The increasing number of graduates in China and IC companies’ shrinking hiring plans may make it a cruel spring recruitment season for job applicants, a JW Insight report said on January 28.

The number of university graduates is expected to reach 11.58 million in 2023, 820,000 more compared with the 10.76 million in 2022, according to China’s Ministry of Education and Ministry of Human Resources and Social Security (MOHRSS) in a conference on the employment and entrepreneurship of the 2023 graduates held in last November.

The severe employment situation spills over into 2023. 51job (前程无忧), a leading online recruitment company, found the semiconductor industry was most obvious in cutting hiring plans, after talks with the recruiters of 100 companies.

At the same time, the requirements for applicants will be higher than before. Several IC companies told JW Insights they would continue to recruit in spring, but did not reveal the scale, or implicitly stated that they would narrow their plans.

Some IC companies that are in their expansion cycle choose to expand recruitment. Lisuan Technology (砺算科技), a high-performance GPU developer, has a strong demand for talent. The online application will be open at the beginning of February, for engineers in digital IC design, IC verification, GPU architecture modeling, GPU software development, and embedded development.

In January 2023, the MOHRSS released the top 100 most in-demand occupations in the fourth quarter of 2022 in China. Among them, chipmaking employees ranked 49th, and semiconductor discrete devices and integrated circuits assembly employees ranked 76th, up 38 places and six places respectively than the previous quarter.

By 2024, the IC talent gap in China may be as high as 220,000, of which the design sector will reach around 120,000.
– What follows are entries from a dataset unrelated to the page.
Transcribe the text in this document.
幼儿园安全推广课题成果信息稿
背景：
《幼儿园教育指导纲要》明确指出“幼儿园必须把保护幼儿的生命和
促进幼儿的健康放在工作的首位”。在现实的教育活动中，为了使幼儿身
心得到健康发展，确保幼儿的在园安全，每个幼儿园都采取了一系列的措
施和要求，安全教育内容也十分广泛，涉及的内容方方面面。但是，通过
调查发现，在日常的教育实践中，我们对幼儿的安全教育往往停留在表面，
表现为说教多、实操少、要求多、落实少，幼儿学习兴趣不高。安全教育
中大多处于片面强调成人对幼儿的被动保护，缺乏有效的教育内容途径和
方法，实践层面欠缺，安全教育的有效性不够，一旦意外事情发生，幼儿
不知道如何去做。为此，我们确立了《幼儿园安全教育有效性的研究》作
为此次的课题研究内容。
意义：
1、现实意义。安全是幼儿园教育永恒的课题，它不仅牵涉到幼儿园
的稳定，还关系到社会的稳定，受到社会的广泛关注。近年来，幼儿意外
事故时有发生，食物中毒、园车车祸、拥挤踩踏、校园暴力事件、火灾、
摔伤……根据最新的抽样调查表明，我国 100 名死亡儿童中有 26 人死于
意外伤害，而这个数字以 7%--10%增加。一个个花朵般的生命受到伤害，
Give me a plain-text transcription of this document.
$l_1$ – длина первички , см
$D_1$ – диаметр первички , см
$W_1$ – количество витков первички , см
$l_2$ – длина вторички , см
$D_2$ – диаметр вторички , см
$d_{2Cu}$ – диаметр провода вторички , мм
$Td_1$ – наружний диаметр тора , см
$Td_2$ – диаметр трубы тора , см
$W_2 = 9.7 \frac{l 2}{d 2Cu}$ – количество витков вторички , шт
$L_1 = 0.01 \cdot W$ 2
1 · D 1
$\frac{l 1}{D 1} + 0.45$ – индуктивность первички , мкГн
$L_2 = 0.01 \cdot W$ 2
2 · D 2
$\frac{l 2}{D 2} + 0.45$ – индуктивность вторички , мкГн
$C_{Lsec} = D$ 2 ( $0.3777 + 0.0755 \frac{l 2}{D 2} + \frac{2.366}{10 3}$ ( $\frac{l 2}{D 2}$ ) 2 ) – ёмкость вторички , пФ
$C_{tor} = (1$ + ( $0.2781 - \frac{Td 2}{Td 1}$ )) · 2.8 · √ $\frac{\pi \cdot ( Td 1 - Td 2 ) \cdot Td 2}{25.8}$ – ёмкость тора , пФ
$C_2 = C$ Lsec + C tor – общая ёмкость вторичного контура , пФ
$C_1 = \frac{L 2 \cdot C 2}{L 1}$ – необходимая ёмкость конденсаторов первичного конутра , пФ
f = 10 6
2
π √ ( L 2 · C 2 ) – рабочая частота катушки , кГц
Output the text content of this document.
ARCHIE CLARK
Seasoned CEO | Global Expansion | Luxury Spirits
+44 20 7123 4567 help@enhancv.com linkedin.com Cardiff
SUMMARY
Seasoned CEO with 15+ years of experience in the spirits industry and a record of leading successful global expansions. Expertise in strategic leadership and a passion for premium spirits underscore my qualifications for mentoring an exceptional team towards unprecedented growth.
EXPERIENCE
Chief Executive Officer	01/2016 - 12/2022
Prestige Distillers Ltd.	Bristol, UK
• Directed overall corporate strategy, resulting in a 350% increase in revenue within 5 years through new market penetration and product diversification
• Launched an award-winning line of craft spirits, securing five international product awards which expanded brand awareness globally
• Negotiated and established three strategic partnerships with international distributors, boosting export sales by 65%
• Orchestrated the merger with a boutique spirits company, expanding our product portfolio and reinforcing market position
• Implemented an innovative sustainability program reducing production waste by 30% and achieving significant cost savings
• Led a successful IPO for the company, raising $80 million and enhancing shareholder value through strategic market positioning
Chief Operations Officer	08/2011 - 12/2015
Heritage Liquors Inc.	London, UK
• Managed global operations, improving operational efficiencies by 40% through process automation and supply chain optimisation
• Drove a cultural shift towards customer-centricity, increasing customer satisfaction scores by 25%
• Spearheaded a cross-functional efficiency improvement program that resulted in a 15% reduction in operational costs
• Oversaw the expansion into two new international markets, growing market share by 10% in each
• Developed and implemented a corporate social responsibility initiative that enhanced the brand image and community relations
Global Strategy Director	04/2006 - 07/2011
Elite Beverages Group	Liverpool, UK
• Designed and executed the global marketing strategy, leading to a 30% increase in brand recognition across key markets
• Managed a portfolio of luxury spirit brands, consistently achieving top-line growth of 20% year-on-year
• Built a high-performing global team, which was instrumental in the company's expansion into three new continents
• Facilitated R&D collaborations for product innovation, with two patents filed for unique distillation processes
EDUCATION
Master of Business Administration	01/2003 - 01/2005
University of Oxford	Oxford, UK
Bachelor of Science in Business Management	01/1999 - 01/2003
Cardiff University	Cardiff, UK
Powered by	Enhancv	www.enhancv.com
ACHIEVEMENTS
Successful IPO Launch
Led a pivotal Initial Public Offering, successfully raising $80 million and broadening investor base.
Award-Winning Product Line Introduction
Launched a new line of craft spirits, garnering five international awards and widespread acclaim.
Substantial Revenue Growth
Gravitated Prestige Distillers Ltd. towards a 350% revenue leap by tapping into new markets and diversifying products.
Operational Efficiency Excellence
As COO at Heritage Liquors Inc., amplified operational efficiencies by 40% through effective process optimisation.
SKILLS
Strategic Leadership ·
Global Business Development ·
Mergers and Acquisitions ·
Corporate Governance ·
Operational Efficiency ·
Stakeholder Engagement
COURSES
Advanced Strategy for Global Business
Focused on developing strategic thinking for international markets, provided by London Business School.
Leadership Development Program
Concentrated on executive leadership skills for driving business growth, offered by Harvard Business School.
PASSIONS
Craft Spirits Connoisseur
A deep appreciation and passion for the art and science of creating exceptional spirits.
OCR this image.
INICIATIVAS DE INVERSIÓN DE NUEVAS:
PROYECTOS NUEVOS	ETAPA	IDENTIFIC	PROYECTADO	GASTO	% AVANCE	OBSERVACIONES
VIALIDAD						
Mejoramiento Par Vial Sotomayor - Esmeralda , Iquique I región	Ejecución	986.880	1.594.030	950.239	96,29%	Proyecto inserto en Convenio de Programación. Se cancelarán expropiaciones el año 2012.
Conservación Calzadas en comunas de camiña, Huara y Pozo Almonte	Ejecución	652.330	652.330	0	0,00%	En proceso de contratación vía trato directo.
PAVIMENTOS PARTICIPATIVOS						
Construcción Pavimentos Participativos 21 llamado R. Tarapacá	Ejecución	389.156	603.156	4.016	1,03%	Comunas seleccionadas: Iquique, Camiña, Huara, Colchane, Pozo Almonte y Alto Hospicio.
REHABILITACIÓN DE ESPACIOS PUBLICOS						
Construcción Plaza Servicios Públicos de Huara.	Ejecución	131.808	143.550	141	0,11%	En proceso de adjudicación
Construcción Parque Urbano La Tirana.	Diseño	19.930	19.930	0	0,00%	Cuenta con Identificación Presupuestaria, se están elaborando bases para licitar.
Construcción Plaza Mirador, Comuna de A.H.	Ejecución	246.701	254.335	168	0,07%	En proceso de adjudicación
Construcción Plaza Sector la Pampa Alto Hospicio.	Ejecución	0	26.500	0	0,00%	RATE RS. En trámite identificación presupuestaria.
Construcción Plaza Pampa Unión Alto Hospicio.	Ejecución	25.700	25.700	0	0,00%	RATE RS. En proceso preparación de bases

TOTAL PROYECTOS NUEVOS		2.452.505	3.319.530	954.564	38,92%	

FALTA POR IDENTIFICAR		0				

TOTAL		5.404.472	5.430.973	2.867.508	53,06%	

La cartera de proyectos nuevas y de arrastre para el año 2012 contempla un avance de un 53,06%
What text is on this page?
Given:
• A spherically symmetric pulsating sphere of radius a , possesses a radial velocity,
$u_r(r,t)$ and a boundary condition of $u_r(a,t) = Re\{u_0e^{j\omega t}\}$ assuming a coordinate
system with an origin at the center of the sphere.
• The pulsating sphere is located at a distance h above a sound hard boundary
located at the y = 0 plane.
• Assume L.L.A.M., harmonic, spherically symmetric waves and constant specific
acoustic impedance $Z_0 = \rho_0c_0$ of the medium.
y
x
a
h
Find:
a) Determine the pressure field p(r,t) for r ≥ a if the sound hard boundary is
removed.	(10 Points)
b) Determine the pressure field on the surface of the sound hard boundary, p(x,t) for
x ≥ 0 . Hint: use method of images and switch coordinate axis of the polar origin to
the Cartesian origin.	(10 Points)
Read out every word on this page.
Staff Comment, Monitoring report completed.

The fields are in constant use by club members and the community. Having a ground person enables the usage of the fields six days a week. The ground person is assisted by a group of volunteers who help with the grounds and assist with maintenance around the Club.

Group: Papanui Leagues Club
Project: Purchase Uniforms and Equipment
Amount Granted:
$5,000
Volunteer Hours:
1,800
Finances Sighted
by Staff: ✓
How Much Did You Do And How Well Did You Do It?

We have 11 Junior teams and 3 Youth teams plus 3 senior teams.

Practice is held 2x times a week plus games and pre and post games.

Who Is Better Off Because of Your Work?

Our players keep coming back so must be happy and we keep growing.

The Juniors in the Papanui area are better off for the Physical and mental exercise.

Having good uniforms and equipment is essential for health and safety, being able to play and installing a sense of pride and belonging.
Companies’ lacking talents and graduates’ difficulty in finding jobs coexist. The number of graduates hitting new highs year after year with insufficient work experience and professional skills. Although emerging industries including IC, AI, and new energy are still facing talent shortages, the increasing employment number and the overwhelming hiring costs for employers still pose considerable challenges for graduates.

"We lack both leading talents, and general engineers and technicians. The main reason is that our IC talent training system does not adapt to the development of the industry,” said Wei Shaojun, the vice president of the China Semiconductor Industry Association (CSIA) and president of ICCAD in his last December speech.

Meanwhile, the geographical allocation of talent needs to be optimized. Currently, China’s IC industry is mainly concentrated in the Yangtze River Delta, the Pearl River Delta, the Beijing-Tianjin-Hebei region, and some provinces and cities in the central and eastern regions. However, the megacities represented by Beijing and Shanghai are home to most of the high-quality universities, and companies in other regions suffer from the lack of talent.

JW Insights' Career Department has been preparing for the spring job fairs for IC companies. “Judging from the resumes collected in 2022 autumn, both the quantity and quality have increased in the past two years, reflecting the high pressure for graduates. Due to the early arrival of the Chinese New Year and adjusted pandemic control policies, the spring recruitment in 2023 is expected to be earlier,” said the JW Insights report.

In addition, companies tend to be more interested in students with scientific research achievements or rich internship experience as they tend to reduce costs to increase benefits amid the downturn in the global semiconductor market.